Claudia Lagona, questo il suo vero nome, sta passando la «reclusione» a Torino. Da sola. «La solitudine è una cara amica e la vivo con serenità. Nonostante fuori dalla finestra il mondo sia crudele». Si è data una routine per sopravvivere psicologicamente. «Ho fissato delle regole: sveglia presto, colazione, trucco e poi mi vesto. L’abbrutimento è dietro l’angolo e va evitato. Ho ripreso la pittura, una passione che avevo accantonato: faccio degli acquerelli con ritratti di donne. Uso una carta sottile che non andrebbe bene per questa tecnica perché si accartoccia ma mi piace l’effetto».
C’è spazio anche per la lettura in queste giornate di solitudine. «Sto leggendo Shantaram di Gregory David Roberts: una mazzata da 1200 pagine che avevo abbandonato un anno fa per gli impegni legati alla scrittura e alla pubblicazione di Magmamemoria. Sto arrivando alla fine e ho speso fiumi di lacrime per questa storia vera di un uomo che ne vede di tutti i colori, ma in un modo o nell’altro riesce sempre a sopravvivere».
Levante non riposa sugli allori di «Tikibombom», ma guarda al suo futuro musicale. «Sto scrivendo per il nuovo disco. Un filo rosso mi è già venuto in mente, ma è ancora in fase embrionale. Devo ancora fare chiarezza. Pensavo che questo stato di isolamento forzato fosse simile a quello che ti imponi quando scrivi un disco nuovo. E invece ho scoperto che c’è una grande differenza. Non riesco a essere creativa come speravo all’inizio di questa reclusione. L’immaginazione ha bisogno di vita e contatto con gli altri per riuscire a nutrirsi».
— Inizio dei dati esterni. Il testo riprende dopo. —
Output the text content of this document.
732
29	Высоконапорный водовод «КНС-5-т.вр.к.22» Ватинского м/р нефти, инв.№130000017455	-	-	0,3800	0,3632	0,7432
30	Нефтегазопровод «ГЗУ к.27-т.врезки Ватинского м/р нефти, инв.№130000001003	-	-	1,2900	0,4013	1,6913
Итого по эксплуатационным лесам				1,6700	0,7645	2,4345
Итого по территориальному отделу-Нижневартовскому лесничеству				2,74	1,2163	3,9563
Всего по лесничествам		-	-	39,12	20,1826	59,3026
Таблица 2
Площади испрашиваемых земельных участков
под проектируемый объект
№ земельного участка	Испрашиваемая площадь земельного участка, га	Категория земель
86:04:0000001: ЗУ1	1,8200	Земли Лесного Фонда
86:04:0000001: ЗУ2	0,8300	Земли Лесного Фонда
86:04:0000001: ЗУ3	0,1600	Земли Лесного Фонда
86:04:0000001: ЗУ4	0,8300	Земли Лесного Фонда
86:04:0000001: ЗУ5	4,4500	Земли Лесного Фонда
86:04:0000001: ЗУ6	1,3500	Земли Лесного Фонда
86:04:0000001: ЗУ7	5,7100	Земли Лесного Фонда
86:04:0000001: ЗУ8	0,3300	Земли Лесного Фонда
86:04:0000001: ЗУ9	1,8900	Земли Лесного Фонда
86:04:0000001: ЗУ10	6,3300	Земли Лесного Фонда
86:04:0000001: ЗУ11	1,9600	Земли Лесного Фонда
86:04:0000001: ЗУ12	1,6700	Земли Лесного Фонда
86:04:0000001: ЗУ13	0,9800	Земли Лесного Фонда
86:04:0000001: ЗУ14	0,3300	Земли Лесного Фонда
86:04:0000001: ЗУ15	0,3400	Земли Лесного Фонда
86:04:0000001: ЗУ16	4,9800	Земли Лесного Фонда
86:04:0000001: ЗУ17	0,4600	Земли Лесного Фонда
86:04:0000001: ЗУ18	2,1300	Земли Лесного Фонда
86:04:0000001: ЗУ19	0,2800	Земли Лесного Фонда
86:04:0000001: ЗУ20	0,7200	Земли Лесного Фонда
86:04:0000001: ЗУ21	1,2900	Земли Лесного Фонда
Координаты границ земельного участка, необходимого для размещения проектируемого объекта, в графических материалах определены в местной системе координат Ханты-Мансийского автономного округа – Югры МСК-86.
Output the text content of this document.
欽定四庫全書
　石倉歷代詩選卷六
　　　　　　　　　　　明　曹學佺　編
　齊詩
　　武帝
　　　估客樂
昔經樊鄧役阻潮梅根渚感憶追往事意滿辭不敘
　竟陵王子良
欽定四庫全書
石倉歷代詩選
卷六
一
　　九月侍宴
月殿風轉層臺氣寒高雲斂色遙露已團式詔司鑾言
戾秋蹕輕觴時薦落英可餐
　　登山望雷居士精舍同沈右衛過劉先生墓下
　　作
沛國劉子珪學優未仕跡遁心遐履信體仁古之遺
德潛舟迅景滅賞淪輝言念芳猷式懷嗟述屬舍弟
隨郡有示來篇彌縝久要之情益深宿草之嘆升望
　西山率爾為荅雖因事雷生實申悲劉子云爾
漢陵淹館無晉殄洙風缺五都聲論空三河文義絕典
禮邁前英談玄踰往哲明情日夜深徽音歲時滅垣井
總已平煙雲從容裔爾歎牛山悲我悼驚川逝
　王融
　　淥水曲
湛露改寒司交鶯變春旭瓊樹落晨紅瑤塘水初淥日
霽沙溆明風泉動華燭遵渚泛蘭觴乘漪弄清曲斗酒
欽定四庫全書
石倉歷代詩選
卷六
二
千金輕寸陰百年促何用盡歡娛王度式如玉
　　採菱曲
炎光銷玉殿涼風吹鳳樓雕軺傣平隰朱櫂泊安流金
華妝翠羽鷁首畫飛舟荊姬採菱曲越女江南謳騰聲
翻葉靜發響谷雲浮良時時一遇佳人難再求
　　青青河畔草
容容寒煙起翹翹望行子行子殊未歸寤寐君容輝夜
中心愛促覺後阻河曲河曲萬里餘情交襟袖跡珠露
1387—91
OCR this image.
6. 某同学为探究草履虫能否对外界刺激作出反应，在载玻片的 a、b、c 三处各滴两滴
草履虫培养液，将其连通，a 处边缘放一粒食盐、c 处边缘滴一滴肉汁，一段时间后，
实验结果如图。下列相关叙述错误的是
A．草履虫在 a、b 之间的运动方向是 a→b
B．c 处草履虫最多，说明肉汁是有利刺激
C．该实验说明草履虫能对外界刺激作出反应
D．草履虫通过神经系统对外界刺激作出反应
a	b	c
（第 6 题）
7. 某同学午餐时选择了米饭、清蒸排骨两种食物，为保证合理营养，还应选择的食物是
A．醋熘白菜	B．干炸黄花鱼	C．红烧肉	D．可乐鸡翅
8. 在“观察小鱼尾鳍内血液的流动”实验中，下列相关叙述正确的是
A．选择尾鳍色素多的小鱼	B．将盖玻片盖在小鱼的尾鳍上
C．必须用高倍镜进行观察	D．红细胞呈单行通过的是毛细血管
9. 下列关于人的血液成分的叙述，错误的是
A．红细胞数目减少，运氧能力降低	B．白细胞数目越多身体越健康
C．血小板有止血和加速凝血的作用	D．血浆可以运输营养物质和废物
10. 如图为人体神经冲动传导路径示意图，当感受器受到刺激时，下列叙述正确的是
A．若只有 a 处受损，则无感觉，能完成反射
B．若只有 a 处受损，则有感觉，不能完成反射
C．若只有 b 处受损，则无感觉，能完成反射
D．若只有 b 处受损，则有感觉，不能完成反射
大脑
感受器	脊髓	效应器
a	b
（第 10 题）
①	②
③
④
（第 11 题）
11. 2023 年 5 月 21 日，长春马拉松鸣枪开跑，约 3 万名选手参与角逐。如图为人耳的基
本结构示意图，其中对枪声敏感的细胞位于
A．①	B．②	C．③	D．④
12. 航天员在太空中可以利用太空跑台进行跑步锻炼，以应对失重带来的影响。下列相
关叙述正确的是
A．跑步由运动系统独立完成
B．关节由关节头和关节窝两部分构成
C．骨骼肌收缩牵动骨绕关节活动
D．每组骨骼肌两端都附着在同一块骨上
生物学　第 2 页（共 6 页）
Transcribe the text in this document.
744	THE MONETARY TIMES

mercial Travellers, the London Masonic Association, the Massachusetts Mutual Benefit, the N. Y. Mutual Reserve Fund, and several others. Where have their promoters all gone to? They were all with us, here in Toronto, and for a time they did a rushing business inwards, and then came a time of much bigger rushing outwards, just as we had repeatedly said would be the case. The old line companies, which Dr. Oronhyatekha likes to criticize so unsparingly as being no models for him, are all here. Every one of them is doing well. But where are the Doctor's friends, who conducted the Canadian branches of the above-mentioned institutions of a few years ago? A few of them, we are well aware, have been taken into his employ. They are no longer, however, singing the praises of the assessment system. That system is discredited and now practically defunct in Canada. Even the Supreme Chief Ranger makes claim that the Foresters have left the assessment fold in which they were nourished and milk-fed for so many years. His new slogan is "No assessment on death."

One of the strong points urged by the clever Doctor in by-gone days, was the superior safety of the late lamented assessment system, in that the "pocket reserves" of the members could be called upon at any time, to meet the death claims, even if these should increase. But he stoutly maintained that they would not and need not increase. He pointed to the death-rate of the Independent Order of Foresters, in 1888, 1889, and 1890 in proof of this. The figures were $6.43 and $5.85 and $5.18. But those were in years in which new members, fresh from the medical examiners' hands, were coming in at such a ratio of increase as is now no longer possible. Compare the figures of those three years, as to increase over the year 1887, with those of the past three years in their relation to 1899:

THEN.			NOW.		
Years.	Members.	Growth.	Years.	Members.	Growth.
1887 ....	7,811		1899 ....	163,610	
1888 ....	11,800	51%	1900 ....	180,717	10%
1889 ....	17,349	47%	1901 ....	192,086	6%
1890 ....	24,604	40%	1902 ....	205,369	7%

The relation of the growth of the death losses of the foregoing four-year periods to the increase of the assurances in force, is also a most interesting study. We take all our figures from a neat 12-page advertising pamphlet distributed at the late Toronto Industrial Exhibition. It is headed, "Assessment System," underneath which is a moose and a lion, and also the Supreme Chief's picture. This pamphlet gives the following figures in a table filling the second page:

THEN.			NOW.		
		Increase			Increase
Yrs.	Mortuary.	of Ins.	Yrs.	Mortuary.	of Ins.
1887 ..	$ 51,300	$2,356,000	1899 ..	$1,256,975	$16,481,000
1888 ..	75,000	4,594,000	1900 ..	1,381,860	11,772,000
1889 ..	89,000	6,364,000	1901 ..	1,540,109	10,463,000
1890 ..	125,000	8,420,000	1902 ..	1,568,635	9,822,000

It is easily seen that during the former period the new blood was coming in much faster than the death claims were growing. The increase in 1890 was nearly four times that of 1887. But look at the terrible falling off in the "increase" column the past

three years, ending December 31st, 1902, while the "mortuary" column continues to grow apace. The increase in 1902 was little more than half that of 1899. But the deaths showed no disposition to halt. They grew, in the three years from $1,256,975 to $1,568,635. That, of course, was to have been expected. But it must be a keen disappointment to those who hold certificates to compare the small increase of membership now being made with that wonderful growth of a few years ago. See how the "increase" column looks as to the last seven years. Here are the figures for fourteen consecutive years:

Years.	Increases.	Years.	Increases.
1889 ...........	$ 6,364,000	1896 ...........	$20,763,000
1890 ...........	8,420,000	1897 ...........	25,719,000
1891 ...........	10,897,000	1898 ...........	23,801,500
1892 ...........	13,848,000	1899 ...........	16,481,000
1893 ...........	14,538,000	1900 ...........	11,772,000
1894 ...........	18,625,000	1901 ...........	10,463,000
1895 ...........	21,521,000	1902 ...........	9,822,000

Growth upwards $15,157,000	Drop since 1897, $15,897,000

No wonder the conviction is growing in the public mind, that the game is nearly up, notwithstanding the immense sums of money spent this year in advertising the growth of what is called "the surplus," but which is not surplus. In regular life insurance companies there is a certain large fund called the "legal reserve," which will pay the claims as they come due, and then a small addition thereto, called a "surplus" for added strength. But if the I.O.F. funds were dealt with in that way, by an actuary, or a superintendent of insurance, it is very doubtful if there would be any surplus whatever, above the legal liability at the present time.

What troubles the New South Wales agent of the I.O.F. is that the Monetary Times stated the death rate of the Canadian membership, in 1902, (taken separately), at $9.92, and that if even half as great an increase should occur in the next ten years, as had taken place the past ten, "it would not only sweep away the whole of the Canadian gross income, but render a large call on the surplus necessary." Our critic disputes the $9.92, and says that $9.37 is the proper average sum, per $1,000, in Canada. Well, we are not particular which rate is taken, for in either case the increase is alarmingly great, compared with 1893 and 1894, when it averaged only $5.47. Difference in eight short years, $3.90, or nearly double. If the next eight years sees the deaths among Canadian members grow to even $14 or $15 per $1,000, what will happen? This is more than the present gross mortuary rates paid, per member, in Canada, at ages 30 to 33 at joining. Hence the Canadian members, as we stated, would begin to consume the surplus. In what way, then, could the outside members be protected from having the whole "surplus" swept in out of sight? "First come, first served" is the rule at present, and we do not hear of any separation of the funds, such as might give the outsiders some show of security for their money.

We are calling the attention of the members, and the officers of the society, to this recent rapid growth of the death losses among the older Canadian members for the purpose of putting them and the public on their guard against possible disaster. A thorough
Proprio in questi giorni lo scorso anno lanciava il progetto «Magmamemoria» con la prima canzone, «Andrà tutto bene». Quel titolo è diventato uno degli hashtag di questa emergenza. «Era una frase di speranza che arrivava alla fine di un elenco disastroso. Quello che sta accadendo mi ha fatto capire quello che allora avevo immaginato: la gente ha bisogno di dirsi che andrà bene, che c’è speranza». Ottimismo o è certa di questo futuro positivo? «Andrà tutto bene, assolutamente. Come in Shantaram. Non è la cosa peggiore che questo mondo ha vissuto negli ultimi 100 anni. Credo solo che dobbiamo avere più cura degli altri e quindi di noi stessi: mettiamo guanti e mascherina quando usciamo, rispettiamo i comportamenti richiesti. Anche se, purtroppo, dal balcone vedo che con lo sbocciare della primavera c’è troppa gente in giro». Si è già appuntata la prima cosa da fare quando si andrà verso la normalità. «Un pranzo o una cena con la mia famiglia: mamma, nonna e sorelle sono a pochi chilometri ma non ci vediamo da un mese. Questo “dopo” però mi preoccupa un po’. Cosa faremo quando ci diranno che è tornato il momento di riabbracciarci? Avremo paura?».
La reclusione
«Non riesco a essere creativa come speravo L’immaginazione ha bisogno di vita»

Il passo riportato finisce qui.